Weeks for you. Weeks it. Scared and bald and wet the bed. Dark trees outside for me when it weather rains. She praying in a coat until I am froze. Hard chapel kneelers bare-kneed real repents. She does. And our father was. Where? Somewhere there. I think.

There’s good news and bad news. It’s shrunk. He’s saved. He’s not. He’ll never be.

So like it lump it a short breath’s what you’ve got. Jesus in her blood that minute. Rejoice sacred heart of Christ. But we’ll never be rid do you understand? he says. Shush now she says shush.

Your pink face make that sitting up the best thing she’s ever done. Watching you going growing hair. Scabby over slices where scalpels were. Don’t look. Telling what’s the time and where you are. Makes her happy. Makes our father. Walk down corridors alone.

He says I can’t be waiting for it all the time. I’d give my eyes to fix him but. The heart cannot be wrung and wrung. And she like calmest Virgin Mary sitting on the bed. Hands warming up her sides for. What’re you saying? Breath. Going? Leaving? But he’s just stopped dying. This one’s to come. Please don’t no I won’t stop you. Could never make you do a thing. You’ll support us. Aren’t you great? Oh the house is mine. It’s for the best. For who you me? Board my body up. I’m not for loving. Anymore. I’ll live for housework. Dressing kids. And you for mortgage new shoes spuds. Can’t live short hope but gas bills long and paid on time too. Oh so kind. Aren’t you the fine shape of a man.

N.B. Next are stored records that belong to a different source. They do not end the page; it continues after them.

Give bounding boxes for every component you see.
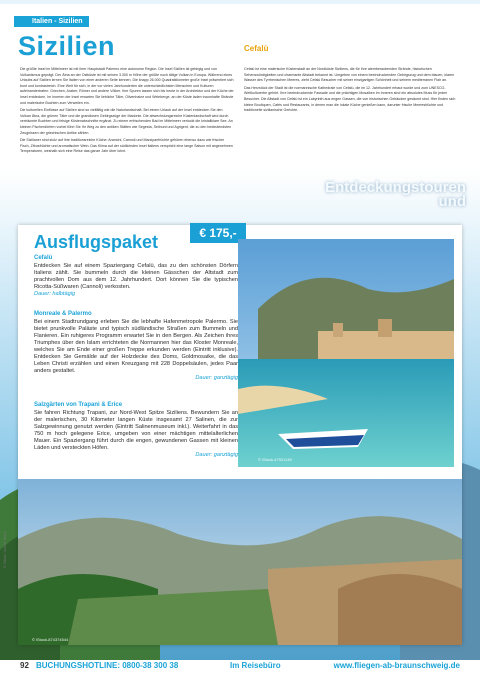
cefalu-photo — [238, 239, 454, 467]
tours-headline — [325, 181, 466, 209]
excursion-duration: Dauer: ganztägig — [195, 452, 238, 459]
cefalu-heading: Cefalù — [244, 44, 269, 53]
price-badge: € 175,- — [190, 223, 246, 243]
package-title: Ausflugspaket — [34, 232, 159, 252]
cefalu-paragraph: Cefalù ist eine malerische Küstenstadt an der Nordküste Siziliens, die für ihre atemberaubenden Strände, historischen Sehenswürdigkeiten und charmante Altstadt bekannt ist. Umgeben von einem beeindruckenden Gebirgszug und dem blauen, klaren Wasser des Tyrrhenischen Meeres, zieht Cefalù Besucher mit seiner einzigartigen Schönheit und seinem mediterranen Flair an. — [244, 67, 455, 83]
intro-paragraph: Die kulturellen Einflüsse auf Sizilien sind so vielfältig wie die Naturlandschaft. Bei einem Urlaub auf der Insel entdecken Sie den Vulkan Ätna, die grünen Täler und die grandiosen Gebirgszüge der Madonie. Die abwechslungsreiche Küstenlandschaft wird durch verträumte Buchten und felsige Küstenabschnitte ergänzt. Zu einem erfrischenden Bad im Mittelmeer verlockt die kristallklare See. An kleinen Fischerdörfern vorbei führt Sie Ihr Weg zu den antiken Stätten wie Segesta, Selinunt und Agrigent, die zu den bedeutendsten Zeugnissen der griechischen Antike zählen. — [20, 108, 233, 135]
excursion-cefalu — [34, 255, 238, 298]
photo-credit: © iStock-874374544 — [32, 637, 69, 642]
intro-paragraph: Die größte Insel im Mittelmeer ist mit ihrer Hauptstadt Palermo eine autonome Region. Die Insel Sizilien ist gebirgig und von Vulkanismus geprägt. Der Ätna an der Ostküste ist mit seinen 3.300 m Höhe der größte noch tätige Vulkan in Europa. Während eines Urlaubs auf Sizilien lernen Sie Italien von einer anderen Seite kennen. Die knapp 26.000 Quadratkilometer große Insel präsentiert sich bunt und kontrastreich. Eine Welt für sich, in der vor vielen Jahrhunderten die unterschiedlichsten Menschen und Kulturen aufeinandertrafen: Griechen, Araber, Römer und andere Völker. Ihre Spuren lassen sich bis heute in der Architektur und der Küche der Insel entdecken. Im Inneren der Insel erwarten Sie liebliche Täler, Olivenhaine und Weinberge, an der Küste laden traumhafte Strände und malerische Buchten zum Verweilen ein. — [20, 67, 234, 105]
footer — [0, 655, 480, 679]
page-number: 92 — [20, 661, 29, 670]
taormina-photo-image — [18, 479, 462, 645]
excursion-duration: Dauer: halbtägig — [34, 290, 76, 297]
page-title: Sizilien — [18, 31, 116, 61]
excursion-panel — [18, 225, 462, 645]
region-tag: Italien - Sizilien — [14, 16, 89, 27]
tours-headline-line: Entdeckungstouren — [325, 179, 466, 196]
excursion-duration: Dauer: ganztägig — [195, 375, 238, 382]
taormina-photo — [18, 479, 462, 645]
excursion-trapani-erice — [34, 402, 238, 459]
intro-paragraph: Die Sizilianer sind stolz auf ihre traditionsreiche Küche: Arancini, Cannoli und Marzipanfrüchte gehören ebenso dazu wie frischer Fisch, Zitrusfrüchte und aromatischer Wein. Das Klima auf der südlichsten Insel Italiens verspricht eine lange Saison mit angenehmen Temperaturen, weshalb sich eine Reise das ganze Jahr über lohnt. — [20, 138, 233, 154]
excursion-title: Salzgärten von Trapani & Erice — [34, 402, 123, 408]
header-strip — [0, 0, 480, 4]
excursion-title: Cefalù — [34, 255, 53, 261]
excursion-text: Bei einem Stadtrundgang erleben Sie die lebhafte Hafenmetropole Palermo. Sie bietet prunkvolle Paläste und typisch südländische Straßen zum Bummeln und Flanieren. Ein ruhigeres Programm erwartet Sie in den Bergen. Als Zeichen ihres Triumphes über den Islam errichteten die Normannen hier das Kloster Monreale, welches Sie am Ende einer großen Treppe erkunden werden (Eintritt inklusive). Entdecken Sie Gemälde auf der Holzdecke des Doms, Goldmosaike, die das Leben Christi erzählen und einen Kreuzgang mit 228 Doppelsäulen, jedes Paar anders gestaltet. — [34, 318, 238, 375]
intro-column — [20, 67, 234, 157]
website-link[interactable]: www.fliegen-ab-braunschweig.de — [333, 661, 460, 670]
side-credit: © iStock / Adobe Stock — [3, 531, 7, 568]
travel-agency-label: Im Reisebüro — [230, 661, 281, 670]
cefalu-column — [244, 67, 462, 116]
excursion-text: Entdecken Sie auf einem Spaziergang Cefalù, das zu den schönsten Dörfern Italiens zählt. Sie bummeln durch die kleinen Gässchen der Altstadt zum prachtvollen Dom aus dem 12. Jahrhundert. Dort können Sie die typischen Ricotta-Süßwaren (Cannoli) verkosten. — [34, 262, 238, 290]
photo-credit: © iStock-47021149 — [258, 457, 292, 462]
tours-headline-line: und — [438, 193, 466, 210]
cefalu-photo-image — [238, 239, 454, 467]
booking-hotline: BUCHUNGSHOTLINE: 0800-38 300 38 — [36, 661, 179, 670]
cefalu-paragraph: Das Herzstück der Stadt ist die normannische Kathedrale von Cefalù, die im 12. Jahrhundert erbaut wurde und zum UNESCO-Weltkulturerbe gehört. Ihre beeindruckende Fassade und die prächtigen Mosaiken im Inneren sind ein absolutes Muss für jeden Besucher. Die Altstadt von Cefalù ist ein Labyrinth aus engen Gassen, die von historischen Gebäuden gesäumt sind. Hier finden sich kleine Boutiquen, Cafés und Restaurants, in denen man die lokale Küche genießen kann, darunter frische Meeresfrüchte und traditionelle sizilianische Gerichte. — [244, 85, 456, 113]
excursion-monreale-palermo — [34, 311, 238, 382]
excursion-text: Sie fahren Richtung Trapani, zur Nord-West Spitze Siziliens. Bewundern Sie an der malerischen, 30 Kilometer langen Küste insgesamt 27 Salinen, die zur Salzgewinnung genutzt werden (Eintritt Salinenmuseum inkl.). Weiterfahrt in das 750 m hoch gelegene Erice, umgeben von einer mächtigen mittelalterlichen Mauer. Ein Spaziergang führt durch die engen, gewundenen Gassen mit kleinen Läden und versteckten Höfen. — [34, 409, 238, 452]
excursion-title: Monreale & Palermo — [34, 311, 92, 317]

He left her with a fifty pound note. Take care! Stroke combing full untidied hair.

Thinking I think of you and me. Our empty spaces where fathers should be. Whenabouts we might find them and what we’d do to fill them up.

But didn’t time continue still. Where’s Daddy? Gone. Why’s that? Just is. And yelp she at the strength growing to your tips. Poke belly of baby that’s kicking is me. Full in myself. Bustling hatchery. And I loved swimming to your touch. Lay on the lining for your strokes for you secret pressed hello’s. Show my red foot. Look. Look there. Baby when you’re born I pick your name. See you and me were busy with each other long before I came.

She was careful of you. Saying let’s take it slow. Mind your head dear heart. And her guts said Thank God. For her gasp of air. For this grant of Nurse I will. Learning you Our Fathers art. And when you slept I lulled in joyful mysteries glorious until I kingdom come. Mucus stogging up my nose. Scream to rupture day. Fatty snorting like a creature. A vinegar world I smelled. There now a girleen isn’t she great. Bawling. Oh Ho. Now you’re safe. But I saw less with these flesh eyes. Outside almost without sight. She, asking after and I’m all fine. Hand on my head. Her hand on my back. Dividing from the sweet of mother flesh that could not take me in again. I curled there learning limb from limb. Curdled under hot lamps. Sorrow lapped. I’m so glad your brother’s lived. That he’ll see you. It’ll all be. But. Something’s coming. Wiping off my be- gans. Wiping all my every time. I struggle up to. I struggle from. The smell of milk now. Going dim. Going blank. Going white.